Doenças negligenciadas: desafios em meio à pandemia
Ignoradas pela medicina comercial, elas afetam 1,7 bilhão de pessoas em todo o planeta e provocam cerca de 500 mil mortes anualmente. Em grupo da OMS dedicado à combatê-las, Fiocruz tem um papel importante
Publicado 02/02/2022 às 07:00 - Atualizado 02/02/2022 às 10:15
O último domingo (30/1) marcou o primeiro Dia Mundial das Doenças Tropicais Negligenciadas, criado no ano passado pela Assembleia Mundial de Saúde, para que os governos e sistemas de saúde se atente para as mais de 20 patologias que atingem as populações mais vulneráveis, como a doença de Chagas, a dengue, a leishmaniose, a hanseníase e a esquistossomose. Elas afetam 1,7 bilhão de pessoas em todo o planeta, e provocam cerca de 500 mil mortes anualmente, segundo dados da organização Médicos Sem Fronteiras.

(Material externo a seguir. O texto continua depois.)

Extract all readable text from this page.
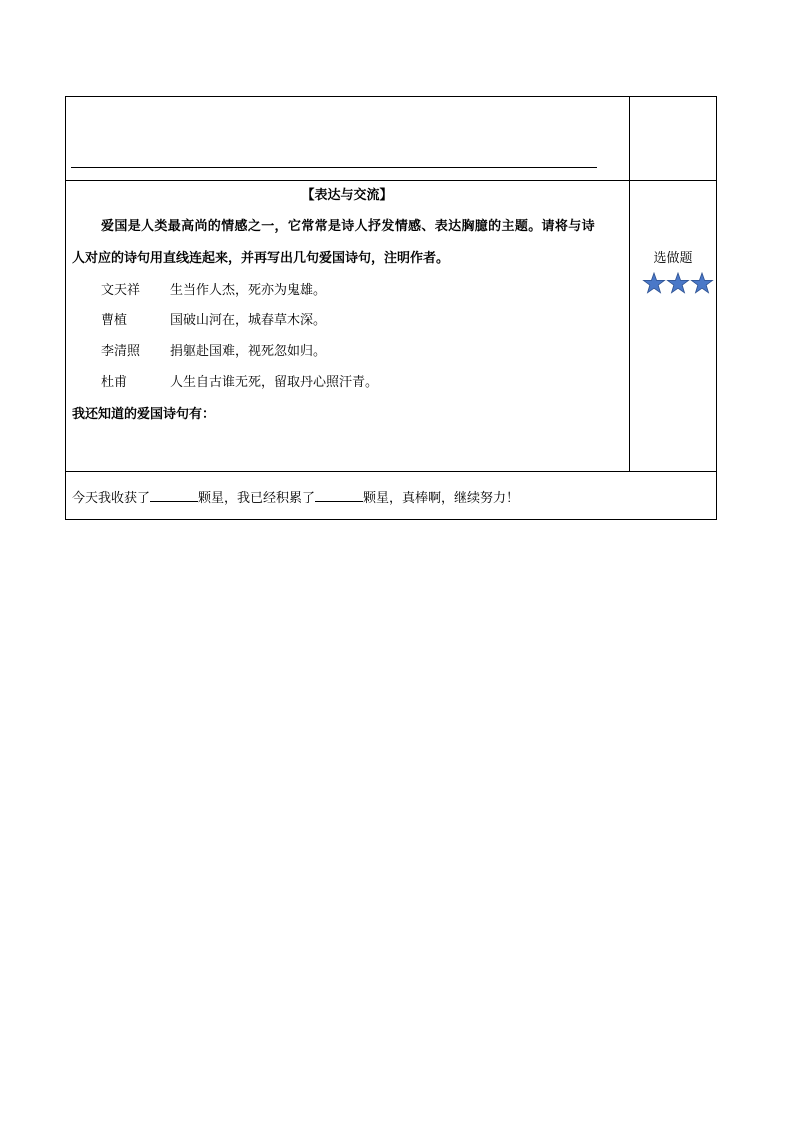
【表达与交流】
爱国是人类最高尚的情感之一，它常常是诗人抒发情感、表达胸臆的主题。请将与诗
人对应的诗句用直线连起来，并再写出几句爱国诗句，注明作者。
文天祥 生当作人杰，死亦为鬼雄。
曹植	国破山河在，城春草木深。
李清照 捐躯赴国难，视死忽如归。
杜甫	人生自古谁无死，留取丹心照汗青。
我还知道的爱国诗句有：
选做题
今天我收获了	颗星，我已经积累了	颗星，真棒啊，继续努力！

Em 2020, devido à pandemia de covid, interrompeu-se a maioria dos programas de eliminação dessas doenças, bem como campanhas de administração de medicamentos em massa, pesquisas e rastreamento ativo de casos na América Latina. É um problema alarmante pois, por atingirem normalmente populações e países pobres, já enfrentam uma crise crônica de desinteresse pelas indústrias farmacêuticas: apenas 4% dos medicamentos aprovados recentemente são para as chamadas doenças tropicais negligenciadas.
Dez das doenças listadas nessa categoria afligem o Brasil. As que mais ocorrem são a hanseníase que, segundo o Ministério da Saúde, atingiu 312 mil casos na última década; e a doença de Chagas, que afeta, segundo estimativas, entre 2 e 4,6 milhões de brasileiros – muitos deles sem diagnóstico – causando a morte de mais de 6 mil pessoas por ano. Um novo grupo de trabalho da Organização Mundial de Saúde (OMS) para doenças negligenciadas fez sua primeira reunião da última sexta-feira (28/1) e conta, entre os 14 membros da equipe, com Thiago Moreno L. Souza, pesquisador do Centro de Desenvolvimento Tecnológico em Saúde (CDTS/Fiocruz).
“O grupo tem um enfoque maior no estudo de produtos para as doenças negligenciadas. Boa parte desse esforço deve ser voltado tanto para o reposicionamento, quanto para a identificação de novos compostos que estão na eminência de avançar na investigação clínica”, explica Thiago. Ele conta que a pandemia trouxe lições e oportunidades importantes para tratar também outras doenças, que envolvem vírus e protozoários. Explica que existem as chamadas “substâncias órfãs”, que foram aprovadas para em uma determinada fase de testes, mas que não prosseguiram. São moléculas já consideradas seguras, e que podem ser redirecionadas para outras enfermidades.
É neste contexto que vale mencionar a importante conquista do Projeto Selênio, liderado pela Fiocruz em parceria com o Instituto Nacional de Infectologia Evandro Chagas (INI/Fiocruz), que avançou mais um passo em busca de um tratamento para problemas no coração causados pela doença de Chagas crônica. O primeiro ensaio clínico com suplementação de selênio para pacientes com cardiopatia chagásica foi publicado na revista científica internacional EClinicalMedicine apontou um potencial sucesso para o tratamento. O resultado positivo indica que novos estudos devem ser realizados. Também há um estudo inédito para um tratamento da hanseníase, também liderado pela Fiocruz.
Aliás, vale aqui uma informação curiosa: segundo a OMS, a picada de cobra é considerada como uma doença tropical negligenciada. Mata entre 81 mil e 138 mil pessoas por ano e causa cerca 400 mil casos de incapacidade permanente, como amputação ou perda de visão. No Norte do Brasil, por exemplo, existe a dificuldade de deslocamento a ser percorrido e grandes distâncias entre postos de saúde. O tempo ideal estimado para a aplicação de um soro antiofídico seria de duas horas. No Maranhão, 30% da população está a mais de duas horas do atendimento mais próximo.